Rusia. Campeón olímpico en lucha grecorromana, más de 110 kg., en 1988, 1992 y 1996. En cien años de Juegos Olímpicos, ningún campeón, antes de la aparición de Alexandre Karelin, tuvo el honor de ser por tres veces abanderado de su país. Cuando Viktor Kouznetsov,buscador de talentos deportivos, vio a Alexandre Karelin, en una de sus visitas rutinarias a la escuela, su imponente físico de 14 años (1,78 metros y 78 kilos), se dio cuenta que tenía ante él a un posible luchador de primer orden. Una vez terminado su crecimiento, Alexandre Karelin se convirtió en un atleta de potencia impresionante: 1,92 de estatura, 130 kilos de peso y una envergadura de más de dos metros.

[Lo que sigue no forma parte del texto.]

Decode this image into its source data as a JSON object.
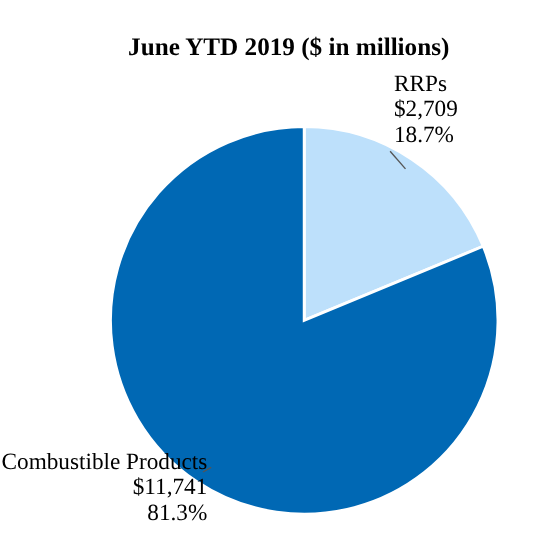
{
  "chart_data": {
    "type": "pie",
    "title": "June YTD 2019 ($ in millions)",
    "categories": [
      "RRPs",
      "Combustible Products"
    ],
    "values": [
      2709,
      11741
    ],
    "value_labels": [
      "$2,709\n18.7%",
      "$11,741\n81.3%"
    ],
    "colors": [
      "#bde0fb",
      "#0068b4"
    ]
  }
}
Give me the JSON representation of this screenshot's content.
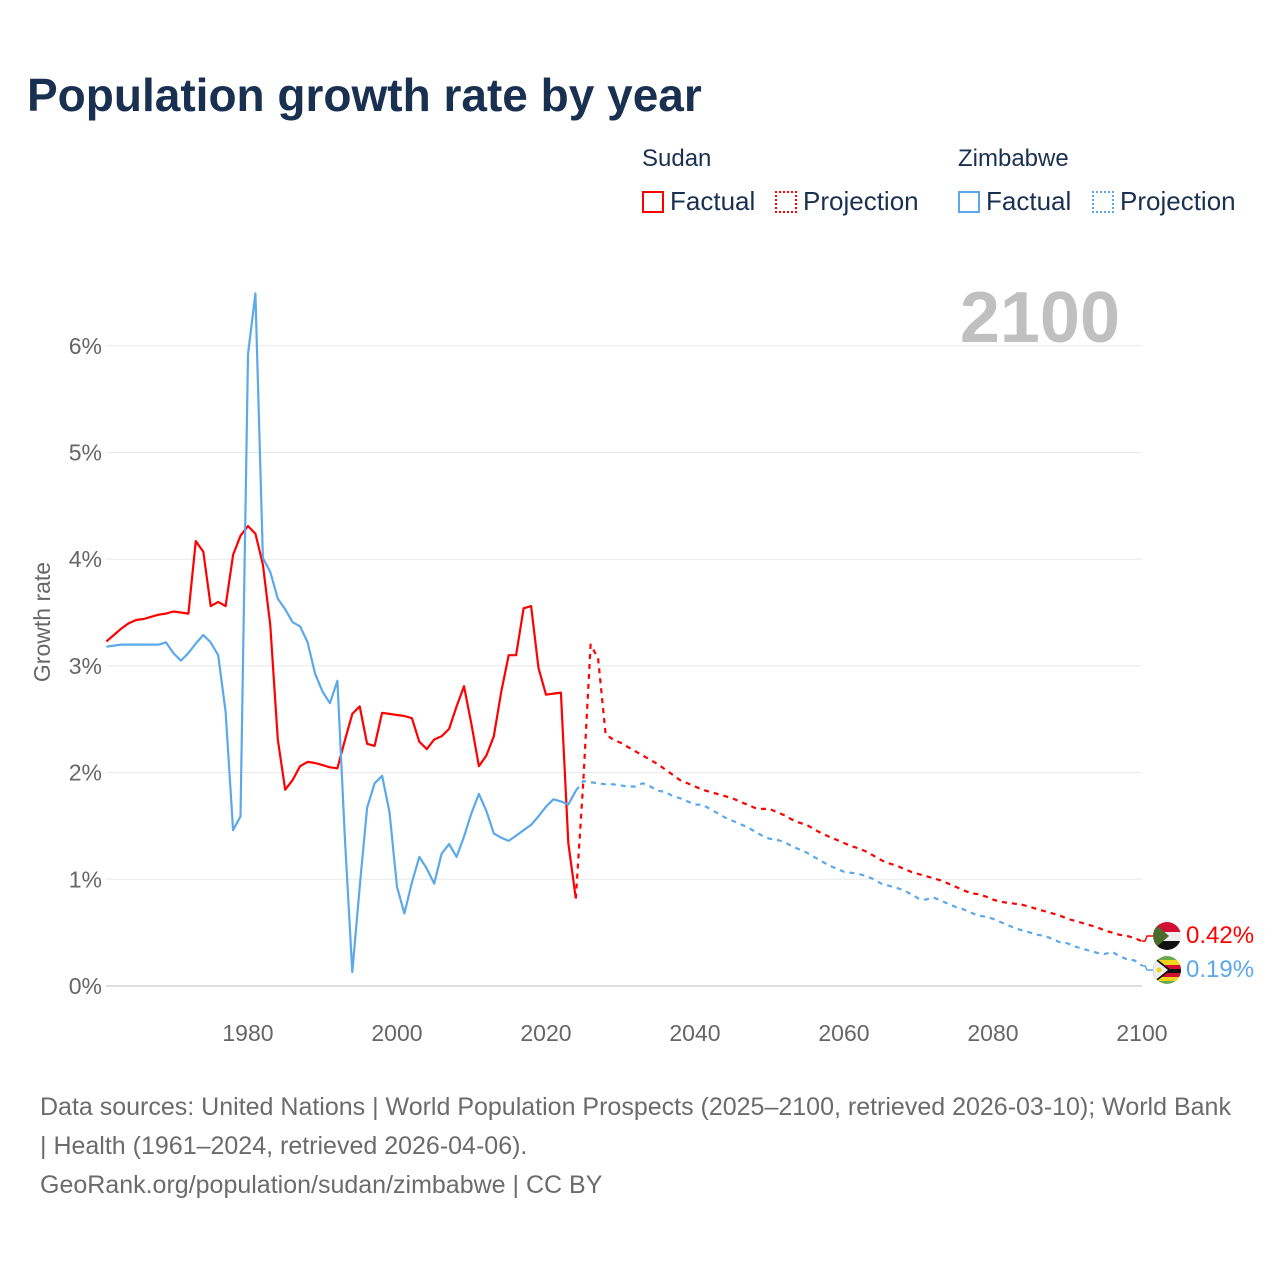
{
  "title": "Population growth rate by year",
  "legend": {
    "groups": [
      {
        "name": "Sudan",
        "factual": "Factual",
        "projection": "Projection",
        "color": "#ff0000"
      },
      {
        "name": "Zimbabwe",
        "factual": "Factual",
        "projection": "Projection",
        "color": "#5ba8eb"
      }
    ]
  },
  "year_display": "2100",
  "end_labels": {
    "sudan": "0.42%",
    "zimbabwe": "0.19%"
  },
  "footer": {
    "line1": "Data sources: United Nations | World Population Prospects (2025–2100, retrieved 2026-03-10); World Bank | Health (1961–2024, retrieved 2026-04-06).",
    "line2": "GeoRank.org/population/sudan/zimbabwe | CC BY"
  },
  "chart_data": {
    "type": "line",
    "title": "Population growth rate by year",
    "xlabel": "",
    "ylabel": "Growth rate",
    "xlim": [
      1961,
      2100
    ],
    "ylim": [
      0,
      6.5
    ],
    "xticks": [
      1980,
      2000,
      2020,
      2040,
      2060,
      2080,
      2100
    ],
    "xtick_labels": [
      "1980",
      "2000",
      "2020",
      "2040",
      "2060",
      "2080",
      "2100"
    ],
    "yticks": [
      0,
      1,
      2,
      3,
      4,
      5,
      6
    ],
    "ytick_labels": [
      "0%",
      "1%",
      "2%",
      "3%",
      "4%",
      "5%",
      "6%"
    ],
    "grid": true,
    "legend_position": "top-right",
    "series": [
      {
        "name": "Sudan Factual",
        "color": "#ff0000",
        "dashed": false,
        "start_year": 1961,
        "values": [
          3.23,
          3.29,
          3.35,
          3.4,
          3.43,
          3.44,
          3.46,
          3.48,
          3.49,
          3.51,
          3.5,
          3.49,
          4.17,
          4.07,
          3.56,
          3.6,
          3.56,
          4.04,
          4.22,
          4.31,
          4.24,
          3.95,
          3.38,
          2.31,
          1.84,
          1.93,
          2.06,
          2.1,
          2.09,
          2.07,
          2.05,
          2.04,
          2.3,
          2.55,
          2.62,
          2.27,
          2.25,
          2.56,
          2.55,
          2.54,
          2.53,
          2.51,
          2.29,
          2.22,
          2.31,
          2.34,
          2.41,
          2.62,
          2.81,
          2.45,
          2.06,
          2.16,
          2.34,
          2.76,
          3.1,
          3.1,
          3.54,
          3.56,
          2.98,
          2.73,
          2.74,
          2.75,
          1.34,
          0.82
        ]
      },
      {
        "name": "Sudan Projection",
        "color": "#ff0000",
        "dashed": true,
        "start_year": 2024,
        "values": [
          0.82,
          1.9,
          3.2,
          3.07,
          2.36,
          2.31,
          2.28,
          2.24,
          2.2,
          2.16,
          2.12,
          2.08,
          2.03,
          1.98,
          1.93,
          1.9,
          1.87,
          1.84,
          1.82,
          1.8,
          1.78,
          1.76,
          1.73,
          1.7,
          1.67,
          1.66,
          1.66,
          1.63,
          1.6,
          1.56,
          1.53,
          1.51,
          1.47,
          1.43,
          1.4,
          1.37,
          1.34,
          1.31,
          1.29,
          1.26,
          1.22,
          1.18,
          1.15,
          1.13,
          1.1,
          1.07,
          1.05,
          1.03,
          1.01,
          0.99,
          0.96,
          0.93,
          0.9,
          0.87,
          0.86,
          0.84,
          0.81,
          0.79,
          0.78,
          0.77,
          0.76,
          0.74,
          0.72,
          0.7,
          0.68,
          0.66,
          0.63,
          0.61,
          0.59,
          0.57,
          0.55,
          0.52,
          0.5,
          0.48,
          0.47,
          0.45,
          0.42
        ]
      },
      {
        "name": "Zimbabwe Factual",
        "color": "#5ba8eb",
        "dashed": false,
        "start_year": 1961,
        "values": [
          3.18,
          3.19,
          3.2,
          3.2,
          3.2,
          3.2,
          3.2,
          3.2,
          3.22,
          3.12,
          3.05,
          3.12,
          3.21,
          3.29,
          3.22,
          3.1,
          2.57,
          1.46,
          1.59,
          5.92,
          6.49,
          4.01,
          3.88,
          3.63,
          3.53,
          3.41,
          3.37,
          3.22,
          2.93,
          2.76,
          2.65,
          2.86,
          1.4,
          0.13,
          0.93,
          1.67,
          1.9,
          1.97,
          1.63,
          0.93,
          0.68,
          0.97,
          1.21,
          1.1,
          0.96,
          1.24,
          1.33,
          1.21,
          1.4,
          1.62,
          1.8,
          1.64,
          1.43,
          1.39,
          1.36,
          1.41,
          1.46,
          1.51,
          1.59,
          1.68,
          1.75,
          1.73,
          1.7,
          1.83
        ]
      },
      {
        "name": "Zimbabwe Projection",
        "color": "#5ba8eb",
        "dashed": true,
        "start_year": 2024,
        "values": [
          1.83,
          1.92,
          1.91,
          1.9,
          1.89,
          1.89,
          1.88,
          1.87,
          1.87,
          1.9,
          1.87,
          1.83,
          1.82,
          1.78,
          1.76,
          1.73,
          1.7,
          1.7,
          1.66,
          1.62,
          1.58,
          1.55,
          1.52,
          1.49,
          1.45,
          1.41,
          1.38,
          1.37,
          1.35,
          1.31,
          1.28,
          1.25,
          1.21,
          1.17,
          1.13,
          1.1,
          1.07,
          1.06,
          1.05,
          1.03,
          1.0,
          0.96,
          0.94,
          0.92,
          0.9,
          0.86,
          0.82,
          0.81,
          0.83,
          0.8,
          0.77,
          0.74,
          0.72,
          0.69,
          0.66,
          0.65,
          0.63,
          0.6,
          0.57,
          0.54,
          0.52,
          0.5,
          0.48,
          0.47,
          0.44,
          0.41,
          0.4,
          0.37,
          0.35,
          0.33,
          0.31,
          0.3,
          0.32,
          0.28,
          0.25,
          0.24,
          0.19
        ]
      }
    ]
  }
}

Esto era una verdadera trampa para sus adversarios, este atleta completo que práctica el baloncesto y el esquí, es también capaz de levantar 190 kilos de peso, o correr 3 kilómetros en menos de once minutos. No es sorprendente que este campeón no haya conocido la derrota desde 1988.

Comienza a entrenarse dedicando tres sesiones de una hora y media a su preparación física y técnica con ejercicios de suelo, sin tiempos muertos ni de recuperación para mejorar su resistencia. Añade a esos trabajos forzados largas carreras y trabajo de musculación con pesas. Juegos de Seúl de 1988. En este torneo Alexandre Karelin masacró a sus rivales antes del límite de los seis minutos reglamentarios.





Tras un desgarro en un pectoral, producido en la semifinal de los Campeonatos de Europa de Budapest de 1996. A pesar de que le aconsejan guardar dos meses de reposo, la cercanía de los Juegos de Atlanta, que empezaban en cinco semanas, le hicieron comenzar a entrenar. Aún a pesar de no estar en plenas facultades barre uno tras otro a todos sus adversarios. Su último oponente en la final es el americano de origen iraní, Matt Ghaffari. Ante su público Ghaffari espera romper la leyenda de imbatibilidad de Karelin, pero al igual que en sus 21 combates precedentes, “Alejandro el Grande” domina a su rival a quién lleva al suelo balanceándolo por encima de su cabeza. Este movimiento le basta a Karelin para marcar un punto. En 1997 y 1998, gana el Campeonato Mundial, y éste último año consigue también el Campeonato de Europa. Ningún luchador desde Atenas en 1896, ha conseguido una proeza semejante en los Juegos Olímpicos.